Question

How many $s{{p}^{2}}$ and sp- hybridized carbon atoms are present respectively in the following compound?

(A) 4,2
(B) 6,0
(C) 3,3
(D) 5,1

Answer 1

Hint: The given structure is benzyne, which is a derivative of benzene. The structural difference in benzene and benzyne is the triple bond present in the benzyne.

Complete step by step solution:
Benzyne is an example of an aryne ( -yne refers to the triple bond ). The triple bond found in benzyne structure is not an ordinary triple bond as the second $\pi $ bond results in a weak interaction of $s{{p}^{2}}$ hybrid orbitals lying in the plane of the ring.

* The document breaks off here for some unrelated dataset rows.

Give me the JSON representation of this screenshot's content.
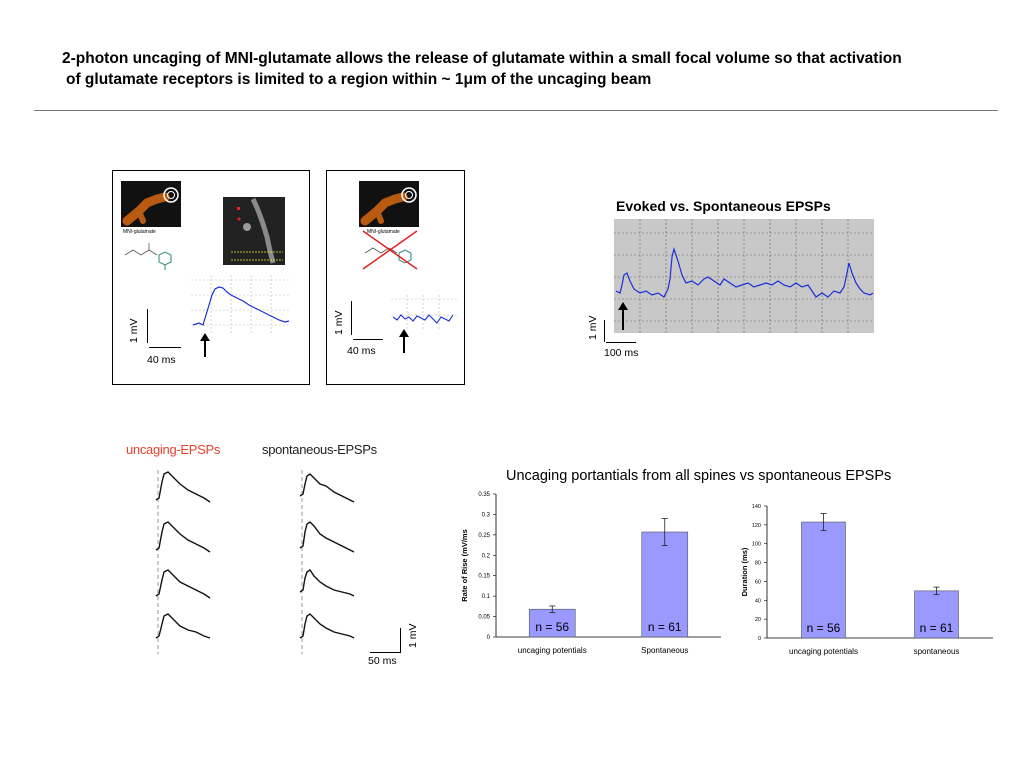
{
  "header": {
    "title_line1": "2-photon uncaging of MNI-glutamate allows the release of glutamate within a small focal volume so that activation",
    "title_line2": "of glutamate receptors is limited to a region within ~ 1μm of the uncaging beam"
  },
  "panel_left": {
    "molecule_label": "MNI-glutamate",
    "scale_v": "1 mV",
    "scale_t": "40 ms"
  },
  "panel_mid": {
    "molecule_label": "MNI-glutamate",
    "scale_v": "1 mV",
    "scale_t": "40 ms"
  },
  "evoked": {
    "title": "Evoked vs. Spontaneous EPSPs",
    "scale_v": "1 mV",
    "scale_t": "100 ms"
  },
  "epsp_traces": {
    "uncaging_label": "uncaging-EPSPs",
    "spontaneous_label": "spontaneous-EPSPs",
    "scale_v": "1 mV",
    "scale_t": "50 ms"
  },
  "colors": {
    "trace_blue": "#1a2fd8",
    "bar_fill": "#9999ff",
    "uncaging_red": "#e8432a"
  },
  "charts_title": "Uncaging portantials from all spines vs spontaneous EPSPs",
  "chart_data": [
    {
      "type": "bar",
      "categories": [
        "uncaging potentials",
        "Spontaneous"
      ],
      "values": [
        0.068,
        0.257
      ],
      "errors": [
        0.008,
        0.033
      ],
      "annotations": [
        "n = 56",
        "n = 61"
      ],
      "ylabel": "Rate of Rise (mV/ms",
      "ylim": [
        0,
        0.35
      ],
      "yticks": [
        "0",
        "0.05",
        "0.1",
        "0.15",
        "0.2",
        "0.25",
        "0.3",
        "0.35"
      ]
    },
    {
      "type": "bar",
      "categories": [
        "uncaging potentials",
        "spontaneous"
      ],
      "values": [
        123,
        50
      ],
      "errors": [
        9,
        4
      ],
      "annotations": [
        "n = 56",
        "n = 61"
      ],
      "ylabel": "Duration (ms)",
      "ylim": [
        0,
        140
      ],
      "yticks": [
        "0",
        "20",
        "40",
        "60",
        "80",
        "100",
        "120",
        "140"
      ]
    }
  ]
}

The triple bond is non-linear due to the constraints of the 6-membered benzyne ring.
Let us consider that the two triply bonded carbon atoms in a benzyne molecule are sp -hybridized, like in a typical of triply bonded carbon atoms, then there would be severe angle strain in the molecule, which causes instability of the molecule. But this molecule is not as unstable.
So, it is likely that each triply bonded carbon atom in a benzyne molecule is sp2-hybridized, in this case the two $s{{p}^{2}}$-hybridized orbitals that are not parallel to each other overlap laterally to form the pi bond that is not part of the cloud of pi electrons which lies below and above the benzene ring plane.

Hence, all the carbon atoms are $s{{p}^{2}}$ hybridized and not a single carbon atom is sp hybridized here in benzyne, so the correct option is (B) 6,0.

Note: Structure might show that the presence of triple bond i.e. 1 sigma and 2 pi bonds which leads to an assumption that the carbon atoms forming the bond are sp hybrid. But the hybridization state of these carbon atoms is $s{{p}^{2}}$ because of the above-given reason.